The family did not have a cable to charge their phones and call for help. Cristopher went to school the next day, crying with his hands in his face.

“My mom and sister are dead,” he told his fourth-grade teacher at Hoggard Elementary School. “They’ve been murdered.”

The evidence

Clay was arrested within 10 days of the attack. He told police he was drunk and high on ecstasy and PCP at the time and did not recall the killings.

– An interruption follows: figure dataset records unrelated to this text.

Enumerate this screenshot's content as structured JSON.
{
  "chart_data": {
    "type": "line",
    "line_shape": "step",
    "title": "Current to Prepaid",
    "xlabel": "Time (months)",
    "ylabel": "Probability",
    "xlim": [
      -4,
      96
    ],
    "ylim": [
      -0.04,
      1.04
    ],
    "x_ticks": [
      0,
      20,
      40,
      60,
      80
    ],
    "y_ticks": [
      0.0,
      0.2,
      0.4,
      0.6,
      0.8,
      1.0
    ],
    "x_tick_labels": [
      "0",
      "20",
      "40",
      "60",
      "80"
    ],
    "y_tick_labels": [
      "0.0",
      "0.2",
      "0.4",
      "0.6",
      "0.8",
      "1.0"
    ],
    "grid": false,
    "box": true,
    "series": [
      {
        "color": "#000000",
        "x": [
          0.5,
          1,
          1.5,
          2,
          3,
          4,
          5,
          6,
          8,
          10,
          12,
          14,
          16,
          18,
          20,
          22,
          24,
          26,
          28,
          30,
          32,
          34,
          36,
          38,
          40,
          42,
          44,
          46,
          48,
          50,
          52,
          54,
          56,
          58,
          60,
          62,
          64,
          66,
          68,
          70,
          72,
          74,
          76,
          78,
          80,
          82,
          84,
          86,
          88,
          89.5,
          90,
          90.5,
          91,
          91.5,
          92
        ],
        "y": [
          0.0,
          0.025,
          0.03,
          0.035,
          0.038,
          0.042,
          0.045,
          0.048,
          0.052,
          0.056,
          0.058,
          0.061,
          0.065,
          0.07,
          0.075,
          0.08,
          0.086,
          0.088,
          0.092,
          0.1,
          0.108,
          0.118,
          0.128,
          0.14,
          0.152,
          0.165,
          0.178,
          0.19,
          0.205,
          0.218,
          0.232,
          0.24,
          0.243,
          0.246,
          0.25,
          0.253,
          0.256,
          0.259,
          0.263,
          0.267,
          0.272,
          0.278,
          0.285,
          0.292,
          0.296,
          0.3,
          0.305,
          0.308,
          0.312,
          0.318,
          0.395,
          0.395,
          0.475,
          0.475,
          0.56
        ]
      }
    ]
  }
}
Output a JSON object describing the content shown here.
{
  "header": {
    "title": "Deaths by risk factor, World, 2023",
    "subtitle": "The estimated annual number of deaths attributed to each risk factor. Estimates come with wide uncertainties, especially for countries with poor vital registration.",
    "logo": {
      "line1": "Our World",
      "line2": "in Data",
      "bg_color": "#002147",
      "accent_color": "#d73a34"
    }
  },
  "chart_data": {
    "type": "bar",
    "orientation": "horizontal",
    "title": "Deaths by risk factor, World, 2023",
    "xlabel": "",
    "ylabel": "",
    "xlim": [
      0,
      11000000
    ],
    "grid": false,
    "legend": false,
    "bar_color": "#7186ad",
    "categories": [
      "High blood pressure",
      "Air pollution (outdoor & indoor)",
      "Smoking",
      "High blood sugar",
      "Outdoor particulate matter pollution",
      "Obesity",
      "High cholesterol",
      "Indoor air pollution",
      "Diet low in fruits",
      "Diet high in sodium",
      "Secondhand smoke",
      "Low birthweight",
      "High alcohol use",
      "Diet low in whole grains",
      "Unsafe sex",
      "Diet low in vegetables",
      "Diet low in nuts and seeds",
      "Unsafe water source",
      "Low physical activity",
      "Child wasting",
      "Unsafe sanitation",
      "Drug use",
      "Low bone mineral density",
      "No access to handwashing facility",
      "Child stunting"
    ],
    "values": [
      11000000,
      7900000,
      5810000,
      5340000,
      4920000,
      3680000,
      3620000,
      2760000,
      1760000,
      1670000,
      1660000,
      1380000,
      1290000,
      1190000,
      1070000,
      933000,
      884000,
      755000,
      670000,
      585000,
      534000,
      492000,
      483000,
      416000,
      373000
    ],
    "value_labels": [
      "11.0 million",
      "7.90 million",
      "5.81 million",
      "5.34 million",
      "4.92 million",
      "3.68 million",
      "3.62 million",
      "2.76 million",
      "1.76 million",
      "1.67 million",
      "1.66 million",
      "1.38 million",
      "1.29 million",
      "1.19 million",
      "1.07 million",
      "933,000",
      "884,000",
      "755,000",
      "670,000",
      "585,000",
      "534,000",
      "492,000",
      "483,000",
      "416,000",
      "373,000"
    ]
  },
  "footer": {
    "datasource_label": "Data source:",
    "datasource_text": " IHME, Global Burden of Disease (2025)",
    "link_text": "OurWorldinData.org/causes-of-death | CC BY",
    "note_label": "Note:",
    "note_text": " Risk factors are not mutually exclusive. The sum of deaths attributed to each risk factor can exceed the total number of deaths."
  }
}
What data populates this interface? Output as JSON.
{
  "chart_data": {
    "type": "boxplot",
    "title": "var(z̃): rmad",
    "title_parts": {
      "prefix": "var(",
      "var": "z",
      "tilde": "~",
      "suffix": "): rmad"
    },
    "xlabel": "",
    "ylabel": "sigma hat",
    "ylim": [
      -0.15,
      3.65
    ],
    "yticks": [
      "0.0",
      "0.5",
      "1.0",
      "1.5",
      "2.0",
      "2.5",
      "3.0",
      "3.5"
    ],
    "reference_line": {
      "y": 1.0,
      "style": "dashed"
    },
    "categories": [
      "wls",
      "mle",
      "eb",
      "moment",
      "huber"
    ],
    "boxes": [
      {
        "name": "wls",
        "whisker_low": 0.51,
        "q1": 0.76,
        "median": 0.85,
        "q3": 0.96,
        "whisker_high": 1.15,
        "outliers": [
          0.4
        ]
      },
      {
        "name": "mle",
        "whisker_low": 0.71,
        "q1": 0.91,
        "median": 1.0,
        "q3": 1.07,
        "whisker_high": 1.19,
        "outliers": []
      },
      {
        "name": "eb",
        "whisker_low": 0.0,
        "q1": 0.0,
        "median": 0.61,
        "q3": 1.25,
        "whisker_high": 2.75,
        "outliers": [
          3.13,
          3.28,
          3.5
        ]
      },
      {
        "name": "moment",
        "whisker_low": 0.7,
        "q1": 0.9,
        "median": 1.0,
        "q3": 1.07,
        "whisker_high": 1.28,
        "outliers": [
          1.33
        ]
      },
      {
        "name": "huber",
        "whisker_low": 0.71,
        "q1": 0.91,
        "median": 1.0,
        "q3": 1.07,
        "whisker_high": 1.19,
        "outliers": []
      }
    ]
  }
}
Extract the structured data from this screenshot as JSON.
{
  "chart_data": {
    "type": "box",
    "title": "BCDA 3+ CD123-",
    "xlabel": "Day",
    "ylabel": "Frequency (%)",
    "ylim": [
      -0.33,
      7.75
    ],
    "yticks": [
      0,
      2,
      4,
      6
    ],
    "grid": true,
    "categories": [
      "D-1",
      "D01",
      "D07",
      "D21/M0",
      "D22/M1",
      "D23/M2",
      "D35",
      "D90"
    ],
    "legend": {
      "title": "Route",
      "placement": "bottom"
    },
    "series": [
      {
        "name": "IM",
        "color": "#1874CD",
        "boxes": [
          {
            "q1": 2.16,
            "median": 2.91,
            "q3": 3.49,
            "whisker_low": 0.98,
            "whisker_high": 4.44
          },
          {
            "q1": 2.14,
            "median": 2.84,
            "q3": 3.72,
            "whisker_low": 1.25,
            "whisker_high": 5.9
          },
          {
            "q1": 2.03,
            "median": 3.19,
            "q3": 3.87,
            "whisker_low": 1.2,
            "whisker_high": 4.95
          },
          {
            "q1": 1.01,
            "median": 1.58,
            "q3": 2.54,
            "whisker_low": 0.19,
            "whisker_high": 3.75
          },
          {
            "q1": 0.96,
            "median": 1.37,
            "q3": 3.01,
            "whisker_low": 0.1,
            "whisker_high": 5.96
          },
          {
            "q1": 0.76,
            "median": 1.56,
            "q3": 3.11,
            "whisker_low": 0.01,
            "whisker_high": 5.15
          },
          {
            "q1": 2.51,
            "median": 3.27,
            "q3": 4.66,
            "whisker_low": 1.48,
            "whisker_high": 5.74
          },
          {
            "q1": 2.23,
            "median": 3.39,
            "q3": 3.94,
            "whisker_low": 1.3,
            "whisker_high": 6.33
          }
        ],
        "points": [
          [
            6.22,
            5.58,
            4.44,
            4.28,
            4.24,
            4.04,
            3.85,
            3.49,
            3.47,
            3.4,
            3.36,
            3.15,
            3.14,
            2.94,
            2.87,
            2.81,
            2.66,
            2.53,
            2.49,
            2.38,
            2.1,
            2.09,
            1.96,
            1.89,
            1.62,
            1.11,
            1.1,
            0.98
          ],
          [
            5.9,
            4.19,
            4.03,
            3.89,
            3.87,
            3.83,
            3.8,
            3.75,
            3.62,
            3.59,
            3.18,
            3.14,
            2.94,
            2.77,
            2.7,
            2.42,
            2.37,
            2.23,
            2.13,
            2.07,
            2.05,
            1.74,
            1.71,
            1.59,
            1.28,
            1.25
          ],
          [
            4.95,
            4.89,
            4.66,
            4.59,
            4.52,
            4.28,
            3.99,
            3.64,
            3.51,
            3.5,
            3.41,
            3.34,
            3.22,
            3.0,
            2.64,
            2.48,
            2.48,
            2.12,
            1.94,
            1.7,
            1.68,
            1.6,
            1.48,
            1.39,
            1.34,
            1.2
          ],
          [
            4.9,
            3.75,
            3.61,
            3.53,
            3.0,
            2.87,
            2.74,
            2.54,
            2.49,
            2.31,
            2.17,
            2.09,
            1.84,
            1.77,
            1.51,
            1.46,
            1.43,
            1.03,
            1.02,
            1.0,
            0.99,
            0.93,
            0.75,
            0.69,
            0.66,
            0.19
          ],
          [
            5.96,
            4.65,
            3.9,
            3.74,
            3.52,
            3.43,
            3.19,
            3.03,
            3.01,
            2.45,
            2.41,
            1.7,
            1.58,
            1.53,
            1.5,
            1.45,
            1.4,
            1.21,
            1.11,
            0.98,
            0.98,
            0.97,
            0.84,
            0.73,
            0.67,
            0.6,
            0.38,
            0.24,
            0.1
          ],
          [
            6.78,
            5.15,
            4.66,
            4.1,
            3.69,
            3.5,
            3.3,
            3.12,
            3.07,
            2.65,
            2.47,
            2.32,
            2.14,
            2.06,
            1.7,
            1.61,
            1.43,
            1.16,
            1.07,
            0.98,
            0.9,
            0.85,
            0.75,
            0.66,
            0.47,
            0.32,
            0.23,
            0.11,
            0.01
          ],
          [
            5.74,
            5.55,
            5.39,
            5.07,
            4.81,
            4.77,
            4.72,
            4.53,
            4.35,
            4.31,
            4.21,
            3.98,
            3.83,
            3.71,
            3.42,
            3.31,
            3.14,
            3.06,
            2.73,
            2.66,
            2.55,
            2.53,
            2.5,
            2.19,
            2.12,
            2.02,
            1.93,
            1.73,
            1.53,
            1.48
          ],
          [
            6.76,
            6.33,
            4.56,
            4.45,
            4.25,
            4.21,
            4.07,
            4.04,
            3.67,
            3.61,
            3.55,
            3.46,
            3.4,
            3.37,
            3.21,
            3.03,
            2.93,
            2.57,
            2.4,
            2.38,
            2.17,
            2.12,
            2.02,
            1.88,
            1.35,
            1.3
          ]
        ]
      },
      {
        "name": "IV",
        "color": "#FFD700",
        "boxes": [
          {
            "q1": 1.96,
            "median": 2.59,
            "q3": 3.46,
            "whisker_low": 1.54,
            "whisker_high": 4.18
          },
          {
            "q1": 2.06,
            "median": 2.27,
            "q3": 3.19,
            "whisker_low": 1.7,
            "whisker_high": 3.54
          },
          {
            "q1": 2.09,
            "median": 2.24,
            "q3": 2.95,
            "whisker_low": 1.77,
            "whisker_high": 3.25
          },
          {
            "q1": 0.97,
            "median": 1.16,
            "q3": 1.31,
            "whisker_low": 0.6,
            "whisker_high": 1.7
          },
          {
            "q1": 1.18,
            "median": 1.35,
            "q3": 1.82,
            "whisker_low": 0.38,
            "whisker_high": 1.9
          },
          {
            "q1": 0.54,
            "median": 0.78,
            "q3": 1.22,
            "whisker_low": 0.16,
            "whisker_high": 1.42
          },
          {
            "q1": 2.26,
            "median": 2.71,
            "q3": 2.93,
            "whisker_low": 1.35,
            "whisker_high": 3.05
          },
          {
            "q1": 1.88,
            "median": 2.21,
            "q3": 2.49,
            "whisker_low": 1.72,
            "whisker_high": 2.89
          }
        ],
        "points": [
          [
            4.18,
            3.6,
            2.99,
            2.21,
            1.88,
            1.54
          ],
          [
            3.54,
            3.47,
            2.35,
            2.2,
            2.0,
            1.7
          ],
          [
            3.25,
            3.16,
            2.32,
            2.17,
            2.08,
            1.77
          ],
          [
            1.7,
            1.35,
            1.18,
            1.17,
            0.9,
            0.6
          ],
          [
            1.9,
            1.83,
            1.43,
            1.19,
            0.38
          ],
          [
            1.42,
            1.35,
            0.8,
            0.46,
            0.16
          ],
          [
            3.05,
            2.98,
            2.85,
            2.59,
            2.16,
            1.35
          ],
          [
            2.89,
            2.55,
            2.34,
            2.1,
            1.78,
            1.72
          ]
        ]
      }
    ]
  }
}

Detectives tracked him down using phone records that linked him to a stolen phone after investigating a sexual assault on a 50-year-old woman that occurred less than a mile from and within hours of the killings.

Clay was found guilty Tuesday of kidnapping and robbing the woman, but he was acquitted of the related sexual assault charge.

His defense for the murders centered around the victims’ neighbors, who sometimes blocked the Martinez driveway with their vehicles and had done so the night of the killings. One of his attorneys, Tony Sgro, raised questions about why investigators did not test a condom and bloody napkin found at the home of the neighbors, who he said had an ongoing feud with the Martinez family.

Prosecutors argued that Clay’s DNA was found on the homicide victims’ bodies.

He was convicted of seven counts related to the attack on the Martinez family, including charges of sexual assault, murder, attempted murder and burglary.

After hearing the final guilty verdict, Clay folded his hands and put them in front of him. He stood up, pulled a multicolored tie off his neck, and was escorted out of the courtroom.